Surah At-Taubah, surah kesembilan dalam Al-Qur'an, dikenal sebagai surah yang sarat dengan hukum-hukum muamalah, perjanjian, dan terutama penyesalan serta pengampunan. Ayat 103 dari surah ini berdiri sebagai salah satu fondasi utama dalam memahami hubungan antara harta, penyucian spiritual, dan peran kepemimpinan dalam masyarakat Muslim. Ayat ini bukan sekadar perintah pengumpulan dana, melainkan sebuah instruksi ilahi yang mengikat secara ekonomi, sosial, dan spiritual.
Inti dari perintah ini adalah pemahaman bahwa harta benda, meskipun merupakan nikmat dari Allah, dapat menjadi sumber penyakit hati jika tidak dibersihkan. Melalui mekanisme yang diatur dalam ayat ini, Allah Swt. menetapkan jalan bagi umat Islam untuk mencapai kesucian jiwa dan ketenangan batin, baik bagi pemberi maupun penerima. Kajian mendalam mengenai ayat 103 membutuhkan analisis terhadap tiga pilar utama: perintah mengambil sedekah (Zakat), proses penyucian (*tath-hir* dan *tazkiyah*), dan efek menenangkan dari doa Nabi (*sakan*).

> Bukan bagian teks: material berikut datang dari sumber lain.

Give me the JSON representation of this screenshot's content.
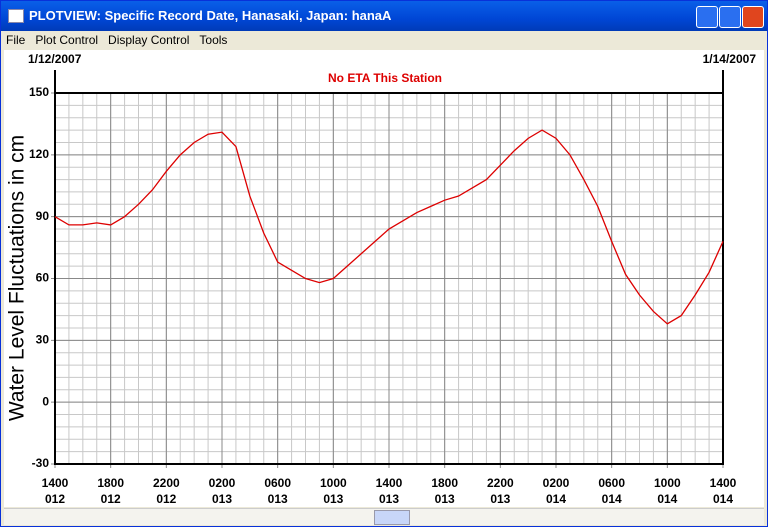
{
  "window": {
    "title": "PLOTVIEW: Specific Record Date, Hanasaki, Japan: hanaA"
  },
  "menu": [
    "File",
    "Plot Control",
    "Display Control",
    "Tools"
  ],
  "chart_data": {
    "type": "line",
    "start_date": "1/12/2007",
    "end_date": "1/14/2007",
    "subtitle": "No ETA This Station",
    "y_label": "Water Level Fluctuations in cm",
    "xlim": [
      0,
      48
    ],
    "ylim": [
      -30,
      150
    ],
    "yticks": [
      -30,
      0,
      30,
      60,
      90,
      120,
      150
    ],
    "grid": true,
    "xticks": [
      {
        "value": 0,
        "label": [
          "1400",
          "012"
        ]
      },
      {
        "value": 4,
        "label": [
          "1800",
          "012"
        ]
      },
      {
        "value": 8,
        "label": [
          "2200",
          "012"
        ]
      },
      {
        "value": 12,
        "label": [
          "0200",
          "013"
        ]
      },
      {
        "value": 16,
        "label": [
          "0600",
          "013"
        ]
      },
      {
        "value": 20,
        "label": [
          "1000",
          "013"
        ]
      },
      {
        "value": 24,
        "label": [
          "1400",
          "013"
        ]
      },
      {
        "value": 28,
        "label": [
          "1800",
          "013"
        ]
      },
      {
        "value": 32,
        "label": [
          "2200",
          "013"
        ]
      },
      {
        "value": 36,
        "label": [
          "0200",
          "014"
        ]
      },
      {
        "value": 40,
        "label": [
          "0600",
          "014"
        ]
      },
      {
        "value": 44,
        "label": [
          "1000",
          "014"
        ]
      },
      {
        "value": 48,
        "label": [
          "1400",
          "014"
        ]
      }
    ],
    "x": [
      0,
      1,
      2,
      3,
      4,
      5,
      6,
      7,
      8,
      9,
      10,
      11,
      12,
      13,
      14,
      15,
      16,
      17,
      18,
      19,
      20,
      21,
      22,
      23,
      24,
      25,
      26,
      27,
      28,
      29,
      30,
      31,
      32,
      33,
      34,
      35,
      36,
      37,
      38,
      39,
      40,
      41,
      42,
      43,
      44,
      45,
      46,
      47,
      48
    ],
    "series": [
      {
        "color": "#dd0000",
        "values": [
          90,
          86,
          86,
          87,
          86,
          90,
          96,
          103,
          112,
          120,
          126,
          130,
          131,
          124,
          100,
          82,
          68,
          64,
          60,
          58,
          60,
          66,
          72,
          78,
          84,
          88,
          92,
          95,
          98,
          100,
          104,
          108,
          115,
          122,
          128,
          132,
          128,
          120,
          108,
          95,
          78,
          62,
          52,
          44,
          38,
          42,
          52,
          63,
          78
        ]
      }
    ]
  }
}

خُذْ مِنْ أَمْوَالِهِمْ صَدَقَةً تُطَهِّرُهُمْ وَتُزَكِّيهِم بِهَا وَصَلِّ عَلَيْهِمْ إِنَّ صَلَاتَكَ سَكَنٌ لَّهُمْ وَاللَّهُ سَمِيعٌ عَلِيمٌ
Ambillah zakat dari sebagian harta mereka, dengan zakat itu kamu membersihkan dan menyucikan mereka, dan berdoalah untuk mereka. Sesungguhnya doa kamu itu (menumbuhkan) ketenteraman jiwa bagi mereka. Dan Allah Maha Mendengar lagi Maha Mengetahui.

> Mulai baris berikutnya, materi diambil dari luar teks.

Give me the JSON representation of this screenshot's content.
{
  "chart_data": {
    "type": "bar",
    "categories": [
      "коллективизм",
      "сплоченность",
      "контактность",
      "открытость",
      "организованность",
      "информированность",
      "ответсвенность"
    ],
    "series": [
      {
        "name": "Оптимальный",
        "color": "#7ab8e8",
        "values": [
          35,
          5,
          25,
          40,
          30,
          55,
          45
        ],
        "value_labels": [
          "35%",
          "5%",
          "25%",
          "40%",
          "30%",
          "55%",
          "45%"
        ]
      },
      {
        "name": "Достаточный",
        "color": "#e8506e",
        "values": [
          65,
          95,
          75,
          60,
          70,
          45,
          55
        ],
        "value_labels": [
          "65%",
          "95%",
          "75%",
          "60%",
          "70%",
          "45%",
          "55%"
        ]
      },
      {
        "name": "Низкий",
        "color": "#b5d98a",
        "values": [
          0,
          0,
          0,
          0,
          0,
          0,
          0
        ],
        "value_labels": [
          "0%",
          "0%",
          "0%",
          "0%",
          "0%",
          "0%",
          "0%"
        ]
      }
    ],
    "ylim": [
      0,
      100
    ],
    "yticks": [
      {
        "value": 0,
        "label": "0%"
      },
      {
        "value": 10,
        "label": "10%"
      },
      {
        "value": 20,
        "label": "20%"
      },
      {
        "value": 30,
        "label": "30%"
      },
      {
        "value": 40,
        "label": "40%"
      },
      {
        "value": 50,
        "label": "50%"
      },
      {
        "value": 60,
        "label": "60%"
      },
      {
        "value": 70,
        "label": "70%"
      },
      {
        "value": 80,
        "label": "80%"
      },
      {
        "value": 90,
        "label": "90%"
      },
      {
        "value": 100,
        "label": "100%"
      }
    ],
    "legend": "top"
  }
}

Ayat ini ditujukan secara langsung kepada Nabi Muhammad Saw. sebagai pemimpin umat. Perintah "خُذْ" (*Khudz* - Ambillah) adalah kata kerja imperatif yang menunjukkan otoritas dan kewajiban. Ini menegaskan bahwa pengumpulan Zakat bukanlah pilihan pribadi semata, melainkan tugas kenegaraan dan kepemimpinan yang wajib dilaksanakan untuk menjamin tegaknya keadilan dan kesucian dalam masyarakat.
Para ulama tafsir, termasuk Imam Al-Baghawi dan Ibnu Katsir, menghubungkan turunnya ayat 103 dengan peristiwa spesifik setelah Perang Tabuk. Perang ini menjadi ujian besar bagi keimanan kaum Muslimin, di mana sebagian orang Badui dan orang munafik menolak untuk ikut serta. Namun, ada pula sekelompok orang mukmin yang tulus yang tertinggal (dikenal sebagai *al-Mukhallafoon*) bukan karena kemunafikan, melainkan karena kelemahan atau kelalaian, seperti Abu Lubabah dan kawan-kawan.
Ketika Rasulullah Saw. kembali ke Madinah, orang-orang yang menyesal ini mengikat diri mereka di tiang masjid sebagai bentuk penyesalan yang mendalam. Setelah taubat mereka diterima melalui wahyu (sebagaimana disebutkan dalam ayat-ayat sebelumnya, At-Taubah 102), mereka meminta agar sebagian harta mereka diambil sebagai sedekah (Zakat) untuk membersihkan dosa-dosa mereka. Mereka berkata, "Ya Rasulullah, ambillah dari harta kami sedekah yang dapat membersihkan kami." Mereka merasa bahwa dosa yang telah mereka lakukan hanya bisa dicuci melalui pengorbanan harta yang dicintai.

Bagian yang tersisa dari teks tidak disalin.